Systemic Antimicrobial Therapies for Pressure Ulcers

Marco Romanelli, MD, PhD; Antonio Magliaro, MD; Diego Mastronicola, MD; and Salvatore Siani, MD

I n chronic wounds, an altered balance among the number of organisms present, their virulence, and host resistance leads to bacterial infection. Infected chronic wounds may manifest with a friable bright red granulating wound bed, localized pain, increased wound size, perilesional warmth and tenderness, erythema on the surrounding skin, malodorous base, and increased wound exudate. The final outcome of infected wounds depends on a balance between factors that promote further complications or lead to their resolution. Wound infection in the geriatric population merits especially assiduous control and rapid intervention because it adversely affects patients' psychological, functional, and medical status. Patients may fear that infection will progress, causing severe psychological distress due to pain or altered appearance; they may experience a rapid decline of their already compromised functional status.
Simple bacterial wound infections often are treated according to their morphological appearance and to clinical experience because only a few pathogens are involved (see Figure 1). Treatment of critical lesions such as infected pressure ulcers or foot ulcers in a person with diabetes once involved administering oral or parenteral antibiotics among normal hosts. Usually, patients with deeper infections are sicker and require more vigorous intervention. Intravenous antibiotics are often prescribed after hospital admission in these cases; surgical drainage and rapid debridement are necessary when the infectious process is deep, extending down to fascia or muscle (see Figure 2).
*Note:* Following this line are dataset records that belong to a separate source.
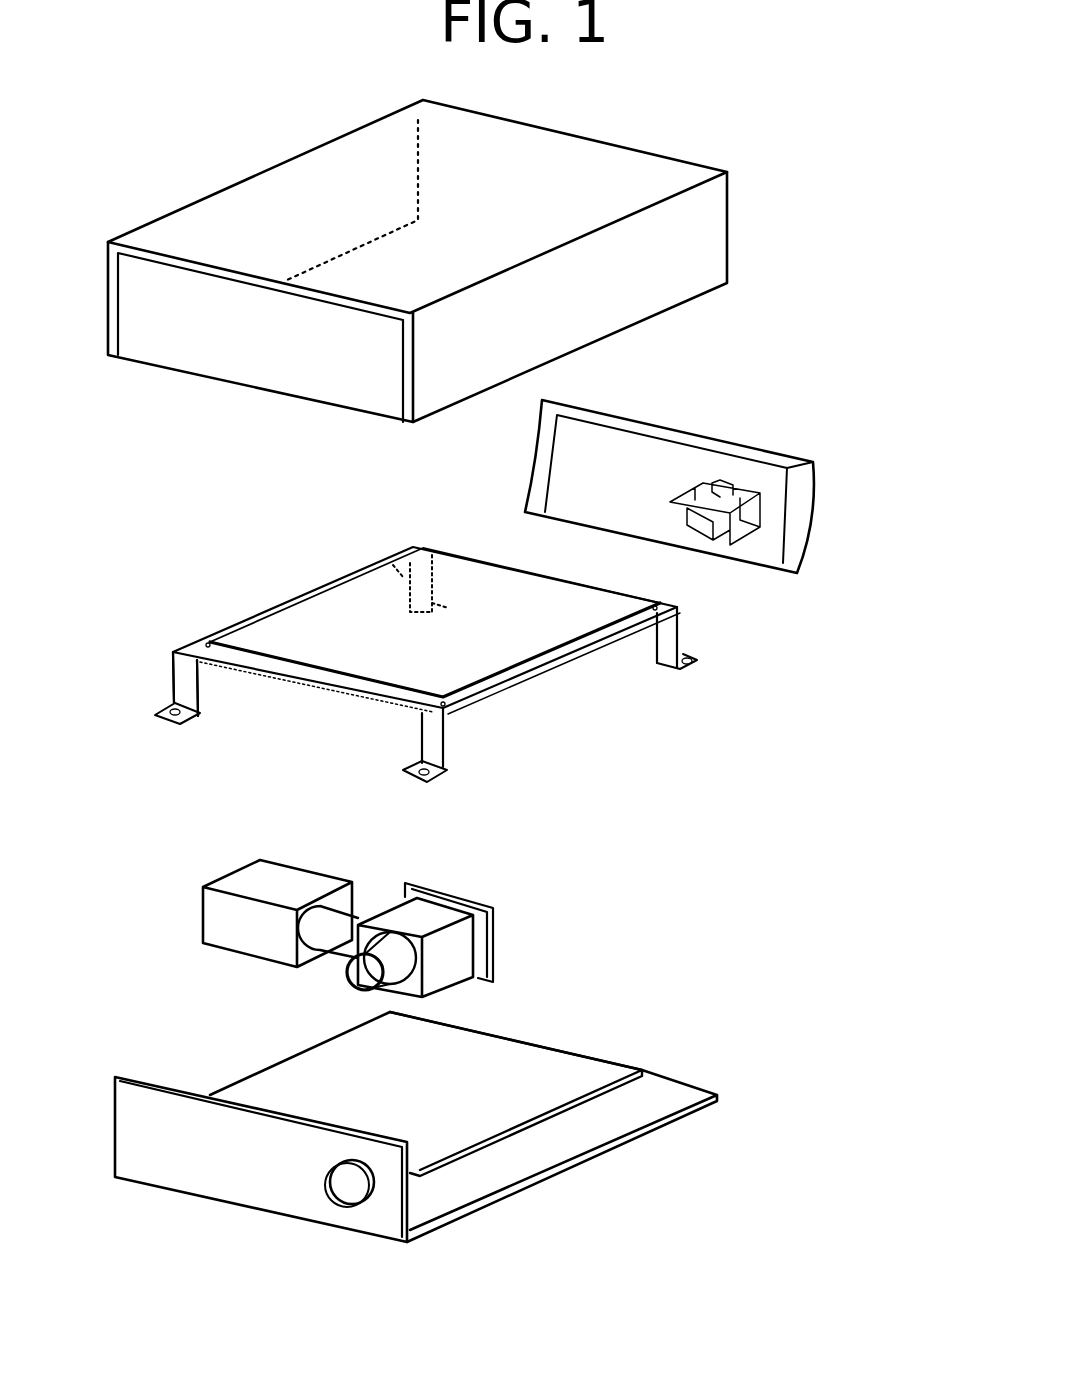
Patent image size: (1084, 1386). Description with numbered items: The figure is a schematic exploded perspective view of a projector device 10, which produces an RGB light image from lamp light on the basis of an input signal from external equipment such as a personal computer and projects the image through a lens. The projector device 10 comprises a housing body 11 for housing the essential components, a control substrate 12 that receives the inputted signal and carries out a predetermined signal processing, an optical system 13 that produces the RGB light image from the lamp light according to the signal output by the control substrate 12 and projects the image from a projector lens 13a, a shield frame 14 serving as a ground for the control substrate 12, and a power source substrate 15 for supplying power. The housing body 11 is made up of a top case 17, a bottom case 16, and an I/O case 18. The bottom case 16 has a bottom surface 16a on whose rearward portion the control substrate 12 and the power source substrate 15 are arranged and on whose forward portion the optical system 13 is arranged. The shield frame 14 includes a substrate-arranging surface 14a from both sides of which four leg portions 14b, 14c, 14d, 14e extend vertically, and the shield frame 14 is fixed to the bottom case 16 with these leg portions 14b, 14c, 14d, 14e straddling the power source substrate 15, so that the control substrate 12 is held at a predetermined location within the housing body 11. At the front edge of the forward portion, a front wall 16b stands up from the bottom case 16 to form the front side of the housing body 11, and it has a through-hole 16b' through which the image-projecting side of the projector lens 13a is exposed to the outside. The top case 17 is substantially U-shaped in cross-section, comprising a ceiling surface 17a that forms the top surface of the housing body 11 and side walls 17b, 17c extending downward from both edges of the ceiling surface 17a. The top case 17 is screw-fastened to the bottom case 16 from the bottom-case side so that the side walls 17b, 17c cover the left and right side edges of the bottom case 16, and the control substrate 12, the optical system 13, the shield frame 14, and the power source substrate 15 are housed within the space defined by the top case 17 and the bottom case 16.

The projector device 10 is at (794, 1273).
The housing body 11 is at (876, 356).
The control substrate 12 is at (315, 600).
The optical system 13 is at (313, 926).
The projector lens 13a is at (348, 978).
The shield frame 14 is at (426, 651).
The substrate-arranging surface 14a is at (200, 641).
The leg portion 14b is at (203, 690).
The leg portion 14c is at (450, 750).
The leg portion 14d is at (657, 667).
The leg portion 14e is at (385, 552).
The power source substrate 15 is at (587, 1063).
The bottom case 16 is at (495, 1126).
The bottom surface 16a is at (562, 1173).
The front wall 16b is at (276, 1169).
The through-hole 16b' is at (381, 1132).
The top case 17 is at (493, 257).
The ceiling surface 17a is at (270, 183).
The side wall 17b is at (167, 320).
The side wall 17c is at (627, 310).
The I/O case 18 is at (812, 552).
In recent decades, with a dramatic development of several groups of antimicrobial agents, the clinician has been faced with a long list of new antibiotics1 that may be lacking meaningful comparative information. Because of the large number of new agents in clinical practice, terms such as "new generation" antibiotics are commonly used.
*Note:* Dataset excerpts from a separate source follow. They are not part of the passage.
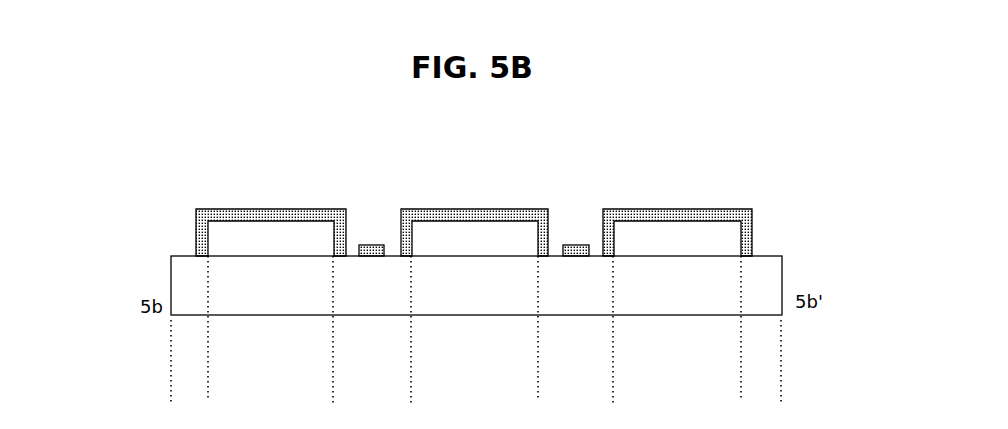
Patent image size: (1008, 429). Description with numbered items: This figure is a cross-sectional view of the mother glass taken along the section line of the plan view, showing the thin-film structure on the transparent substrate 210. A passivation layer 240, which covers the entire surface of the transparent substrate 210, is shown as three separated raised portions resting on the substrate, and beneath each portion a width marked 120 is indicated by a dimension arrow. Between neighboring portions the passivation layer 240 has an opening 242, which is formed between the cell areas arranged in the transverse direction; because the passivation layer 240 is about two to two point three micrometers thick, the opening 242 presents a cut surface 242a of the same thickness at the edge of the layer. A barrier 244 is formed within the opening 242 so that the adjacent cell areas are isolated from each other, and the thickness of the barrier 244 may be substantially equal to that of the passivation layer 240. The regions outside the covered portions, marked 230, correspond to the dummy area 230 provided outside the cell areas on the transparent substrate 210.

The transparent substrate 210 is at (183, 258).
The passivation layer 240 is at (273, 214).
The opening 242 is at (378, 224).
The cut surface 242a is at (600, 222).
The barrier 244 is at (361, 245).
The light emitting region width 120 is at (333, 342).
The dummy area 230 is at (238, 390).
Pressure ulcers are commonly colonized by several organisms in the absence of clinical signs of infection (see Table 1). When infection is present, the significance of laboratory tests must be critically evaluated and drug susceptibility tests must be considered according to the clinician's experience and the evidence base from the literature.2 On the other hand, some organisms that once had predictable antibiotic susceptibility characteristics now have become resistant.3 The rapid emergence of antibiotic-resistant bacteria has been highlighted by Colsky et al4 in an ongoing surveillance of patients with complicated skin infections that required hospitalization. In this study, 50% of Staphylococcus aureus isolates from chronic wounds was resistant to oxacillin, with 36% of Pseudomonas isolates resistant to ciprofloxacin. A comparison between these data and previous data obtained by the same authors for the same group of patients5 demonstrated an increasing trend in antibiotic resistance for different species of bacteria involved in soft and deep skin infections.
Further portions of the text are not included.